La rentrée 2012 n’a pas été de tout repos pour les enseignants du secondaire qui ont été informés à la dernière minute de leur transfert. Cette situation aurait créé une véritable cacophonie parmi le corps enseignant. « Ce matin, certaines classes étaient privées de profs », soutient Soondresh Sawmynaden, président du Syndicat des recteurs et des assistants recteurs.
« Larantrer lekol tinn preparer pou ki li pass dan bann meyer kondision. Me sa transfer ki finn ena la finn kree enn bouskilad dan manier opere bann direksion bann lekol », soutient le Syndicat des recteurs et des assistants recteurs. Dénonçant la manière de procéder du ministère de l’Éducation,
le président du syndicat Soondresh Sawmynaden soutient que l’attribution des tâches a été difficile.

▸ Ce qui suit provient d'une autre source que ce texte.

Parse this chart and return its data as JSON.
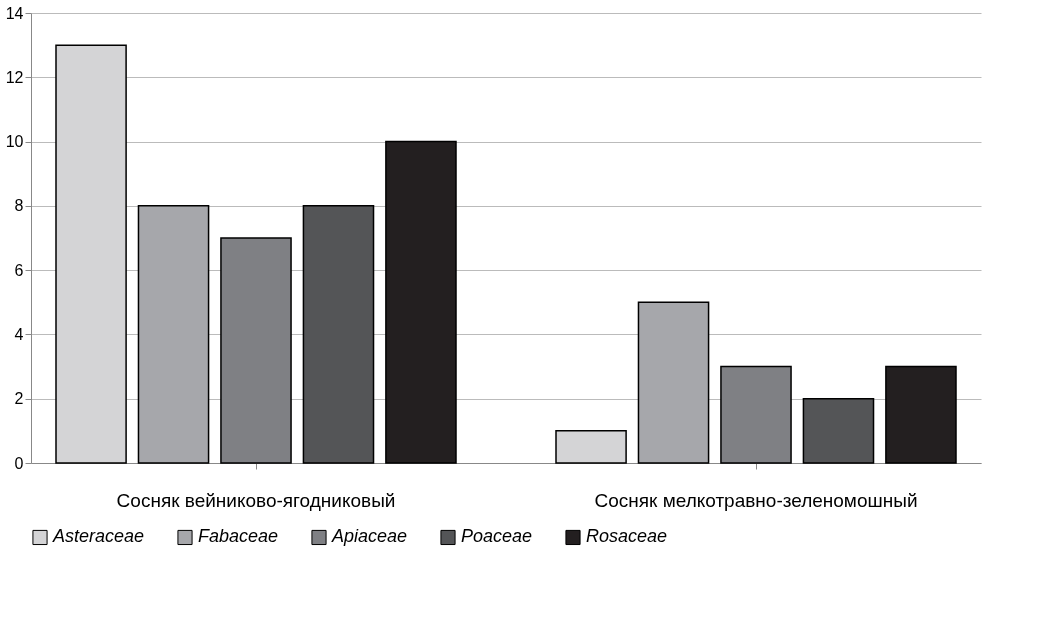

« Avec le transfert des enseignants, il y a eu un manque dans certaines classes vu que les remplaçants n’étaient pas présents. C’est un mauvais signal qu’on lance aux enfants pour cette première journée », déplore Soondresh Sawmynaden. Ce dernier laisse entendre que certains emplois du temps ont été modifiés après cette « défaillance ». « Minister ti bisin pran an konsiderasion kote ressours humaines. Mo fer enn appel pou ki resoud problem staffing », avance le président du syndicat, qui estime que plus d’une centaine d’enseignants sont concernés par le transfert.
De son côté, Narendranath Gopee du Government Secondary School Teachers Union pointe du doigt le transfert de dernière minute et une mauvaise coordination. Rappelant que le Comité de transfert officiel s’était réuni le 28 décembre dernier, il avance que la liste soumise au Chief Technical Officer du ministère de l’Éducation a été modifiée à la dernière minute. Il explique aussi que les principaux concernés ont appris de leur transfert le jour de la rentrée des classes, soit hier. « Sa finn destabiliz bann rekter ek li sir ki pou enn premie zour travay, sa finn kre enn fristration », dit-il tout en soutenant que la productivité sera affectée.
Narendranath Gopee réclame une réunion d’urgence avec entre autres le ministre de l’Éducation Vasant Bunwaree pour régler ce problème. Le Mauricien a tenté d’obtenir des informations supplémentaires auprès du ministère mais en vain.